When I started this one, I had no intention of painting trees. It actually began with the idea of a rainy day and a child under an umbrella. That’s all. No trees. Just a little girl ( which became two) under a large umbrella. And that’s what I did! I had mixes of blues, violets, grays, whites on my palette and with my palette knives, laid on my background then when dry enough, added the figures. However, the composition bothered me. Therefore, I swiped through it all, removed a lot of the paint, and in the chaos of colors I saw a street scene. I worked that idea for a while, but didn’t like that either. It just didn’t speak to me. Actually it did speak to me… it said “noooooo”. So I scraped and wiped and re-swiped the colors and sat back and just looked at it for several minutes. That’s when I started seeing trees in the shapes. Trees and water and sky. So I started developing the shapes and moving colors around. In the end, I had a painting of three trees which I finally named The Tree Amigos.
Speaking of Trees
If you google it, you’ll find that there are over 60,000 tree species in the world. The ten most common in the U.S. are the Red Maple, the Loblolly Pine, Sweetgum, Douglas Fir, Quaker Aspen, Sugar Maple, Balsam Fir, Flowering Dogwood, Lodgepole Pine, and the White Oak.
A lot of lovely subjects if you like painting trees. I guess I had better get to practicing.
Most of the artists I know start with a plan. They sketch out what they intend to paint, either from real life, a photo, or a design they come up with. It’s probably the smarter thing to do; however, that’s not usually how it works for me. I tend to just “wing it”. I find I get a lot more enjoyment out of a session if I just slap down some marks and colors, then step back and just look at it for a few minutes. Because within those few minutes, I start seeing things and what is on the canvas starts to “talk to me” (not literally, I’m not hearing things… most of the time… that would be creepy).
I Start With Colors
I mixed up a palette of blues and lavenders, then threw in some white and black. After several minutes of moving colors around, shapes started to form. I backed up and stared at it as I began to see either a treeline or rocks and what might be a horse in the foreground of the painting. Yay! A start!
I Look At Shapes
As you can see, the black area did not want to be a treeline. It wanted to be rocks and cliffs. (Okay, my brain wanted it to be rocks and cliffs.) So, I added oranges and browns to my color palette and worked on the main shapes. The horse shape is still there since I think I can work with that.

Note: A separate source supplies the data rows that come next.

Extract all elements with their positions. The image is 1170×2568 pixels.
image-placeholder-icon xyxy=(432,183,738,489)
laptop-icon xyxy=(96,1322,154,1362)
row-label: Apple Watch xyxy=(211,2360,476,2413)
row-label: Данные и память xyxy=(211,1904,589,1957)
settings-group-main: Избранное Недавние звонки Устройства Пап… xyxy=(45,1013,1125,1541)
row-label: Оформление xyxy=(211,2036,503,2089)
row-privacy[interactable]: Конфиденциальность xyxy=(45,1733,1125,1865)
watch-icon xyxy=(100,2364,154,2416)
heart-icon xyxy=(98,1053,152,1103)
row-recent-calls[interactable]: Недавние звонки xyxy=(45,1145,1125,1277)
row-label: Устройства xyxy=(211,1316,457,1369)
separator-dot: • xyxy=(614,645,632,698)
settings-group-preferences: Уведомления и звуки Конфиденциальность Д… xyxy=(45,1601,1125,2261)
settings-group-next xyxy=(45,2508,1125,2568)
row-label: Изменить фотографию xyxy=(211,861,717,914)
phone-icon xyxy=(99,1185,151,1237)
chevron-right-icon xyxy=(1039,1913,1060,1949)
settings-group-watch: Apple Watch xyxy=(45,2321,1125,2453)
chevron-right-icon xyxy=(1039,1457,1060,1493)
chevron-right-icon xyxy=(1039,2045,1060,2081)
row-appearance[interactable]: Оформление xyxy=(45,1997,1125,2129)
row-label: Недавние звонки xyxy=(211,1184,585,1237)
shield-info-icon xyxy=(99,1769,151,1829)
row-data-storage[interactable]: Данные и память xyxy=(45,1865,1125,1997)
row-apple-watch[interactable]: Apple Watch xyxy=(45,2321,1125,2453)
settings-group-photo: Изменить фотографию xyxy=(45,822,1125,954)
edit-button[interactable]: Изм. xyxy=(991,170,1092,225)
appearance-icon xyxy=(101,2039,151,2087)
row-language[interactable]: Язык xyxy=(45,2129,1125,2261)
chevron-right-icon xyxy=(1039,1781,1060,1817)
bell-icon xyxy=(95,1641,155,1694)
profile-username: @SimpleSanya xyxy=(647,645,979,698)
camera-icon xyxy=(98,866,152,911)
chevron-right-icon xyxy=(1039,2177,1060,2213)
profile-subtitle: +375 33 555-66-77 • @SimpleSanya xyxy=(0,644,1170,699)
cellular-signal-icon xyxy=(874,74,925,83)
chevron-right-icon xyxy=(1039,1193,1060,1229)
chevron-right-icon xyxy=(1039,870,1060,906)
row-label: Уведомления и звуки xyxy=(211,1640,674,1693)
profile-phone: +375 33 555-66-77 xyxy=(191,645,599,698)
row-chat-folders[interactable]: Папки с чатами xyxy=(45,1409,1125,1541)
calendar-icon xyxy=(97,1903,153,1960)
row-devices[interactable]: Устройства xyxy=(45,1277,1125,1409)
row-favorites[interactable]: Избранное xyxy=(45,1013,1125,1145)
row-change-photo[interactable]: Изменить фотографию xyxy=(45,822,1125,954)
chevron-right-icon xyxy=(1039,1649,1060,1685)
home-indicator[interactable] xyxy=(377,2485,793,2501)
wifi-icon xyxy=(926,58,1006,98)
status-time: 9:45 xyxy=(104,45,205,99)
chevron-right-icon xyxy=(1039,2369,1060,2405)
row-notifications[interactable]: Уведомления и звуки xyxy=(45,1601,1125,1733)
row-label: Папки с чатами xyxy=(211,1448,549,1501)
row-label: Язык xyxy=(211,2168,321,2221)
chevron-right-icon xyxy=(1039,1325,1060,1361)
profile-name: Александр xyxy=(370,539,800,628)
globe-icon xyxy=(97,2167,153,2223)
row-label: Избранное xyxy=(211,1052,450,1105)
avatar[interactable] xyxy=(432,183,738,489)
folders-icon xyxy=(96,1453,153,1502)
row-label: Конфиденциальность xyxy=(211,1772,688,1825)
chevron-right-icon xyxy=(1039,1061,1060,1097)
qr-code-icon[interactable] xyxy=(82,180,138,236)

Now, however, the horse bolted and two cows showed up. Again, I am letting the scene evolve as I play with it. By this point, I have a good idea where I’m going to wind up. Some kind of a Southwest scene. Memories of Arizona now start running through my head.
Get Along Little Doggies
The cows drove me nuts. On this particular day, I could not get the illusion of bovines on my canvas. So off they went to graze somewhere else. The evolution of this unplanned painting is almost complete. I just need to work a bit on the foreground and keep the animals corralled.
The Final Painting?
I’d like to say this is where I wound up, but as usual, after letting it sit for a week I did come back and do a little more touching up where I felt it needed it. I’d show you, but the changes aren’t that much.
To end with an update… the painting now has a mat and is framed. For this one, the evolution is complete.